Setting s equal to zero, we have:
0 = 96 + 80t - 4.5t^2
Now, let's solve this quadratic equation to find the values of t.
Rearranging the equation, we have:
4.5t^2 - 80t - 96 = 0
To solve this quadratic equation, we can either use factoring, completing the square, or the quadratic formula. In this case, let's use the quadratic formula:
t = (-b ± √(b^2 - 4ac)) / (2a)
For our equation, a = 4.5, b = -80, and c = -96.
Plugging these values into the quadratic formula, we get:
t = (-(-80) ± √((-80)^2 - 4 * 4.5 * (-96))) / (2 * 4.5)
Simplifying further:
t = (80 ± √(6400 + 1728)) / 9
Now, let's calculate the values of t:
t = (80 ± √(8128)) / 9
Using a calculator, the square root of 8128 is approximately 90.14.

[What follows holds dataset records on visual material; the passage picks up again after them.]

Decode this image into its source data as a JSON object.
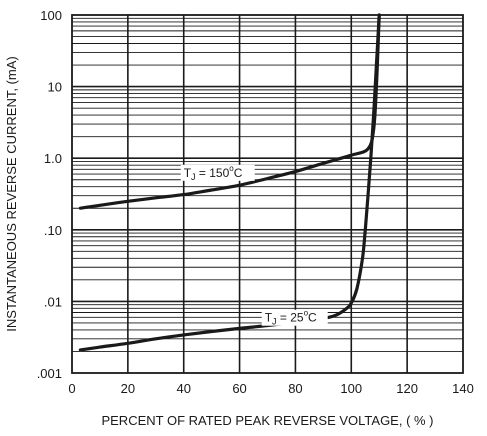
{
  "chart_data": {
    "type": "line",
    "title": "",
    "xlabel": "PERCENT OF RATED PEAK REVERSE VOLTAGE, ( % )",
    "ylabel": "INSTANTANEOUS REVERSE CURRENT, (mA)",
    "xlim": [
      0,
      140
    ],
    "ylim": [
      0.001,
      100
    ],
    "y_scale": "log",
    "grid": true,
    "x_ticks": [
      0,
      20,
      40,
      60,
      80,
      100,
      120,
      140
    ],
    "x_tick_labels": [
      "0",
      "20",
      "40",
      "60",
      "80",
      "100",
      "120",
      "140"
    ],
    "y_ticks": [
      0.001,
      0.01,
      0.1,
      1,
      10,
      100
    ],
    "y_tick_labels": [
      ".001",
      ".01",
      ".10",
      "1.0",
      "10",
      "100"
    ],
    "series": [
      {
        "name": "TJ = 150°C",
        "label_parts": {
          "base": "T",
          "sub": "J",
          "mid": " = 150",
          "sup": "o",
          "end": "C"
        },
        "label_anchor": [
          40,
          0.55
        ],
        "points": [
          [
            3,
            0.2
          ],
          [
            10,
            0.22
          ],
          [
            20,
            0.25
          ],
          [
            30,
            0.28
          ],
          [
            40,
            0.31
          ],
          [
            50,
            0.36
          ],
          [
            60,
            0.42
          ],
          [
            70,
            0.52
          ],
          [
            80,
            0.65
          ],
          [
            90,
            0.85
          ],
          [
            100,
            1.1
          ],
          [
            106,
            1.35
          ],
          [
            108,
            2.5
          ],
          [
            109,
            10
          ],
          [
            110,
            100
          ]
        ]
      },
      {
        "name": "TJ = 25°C",
        "label_parts": {
          "base": "T",
          "sub": "J",
          "mid": " = 25",
          "sup": "o",
          "end": "C"
        },
        "label_anchor": [
          69,
          0.0052
        ],
        "points": [
          [
            3,
            0.0021
          ],
          [
            10,
            0.0023
          ],
          [
            20,
            0.0026
          ],
          [
            30,
            0.003
          ],
          [
            40,
            0.0034
          ],
          [
            50,
            0.0038
          ],
          [
            60,
            0.0042
          ],
          [
            70,
            0.0046
          ],
          [
            80,
            0.0051
          ],
          [
            88,
            0.0056
          ],
          [
            94,
            0.0063
          ],
          [
            98,
            0.0078
          ],
          [
            100,
            0.0095
          ],
          [
            102,
            0.015
          ],
          [
            104,
            0.04
          ],
          [
            105,
            0.1
          ],
          [
            106,
            0.3
          ],
          [
            107,
            1.0
          ],
          [
            108,
            4
          ],
          [
            109,
            20
          ],
          [
            110,
            100
          ]
        ]
      }
    ]
  }
}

Substituting this value into the equation:
t = (80 ± 90.14) / 9
Now, let's calculate both possibilities:
t1 = (80 + 90.14) / 9 ≈ 17.8 seconds
t2 = (80 - 90.14) / 9 ≈ -1.1 seconds
Since time cannot be negative in this context, we discard the negative value of t.
Therefore, the ball strikes the ground approximately after 17.8 seconds.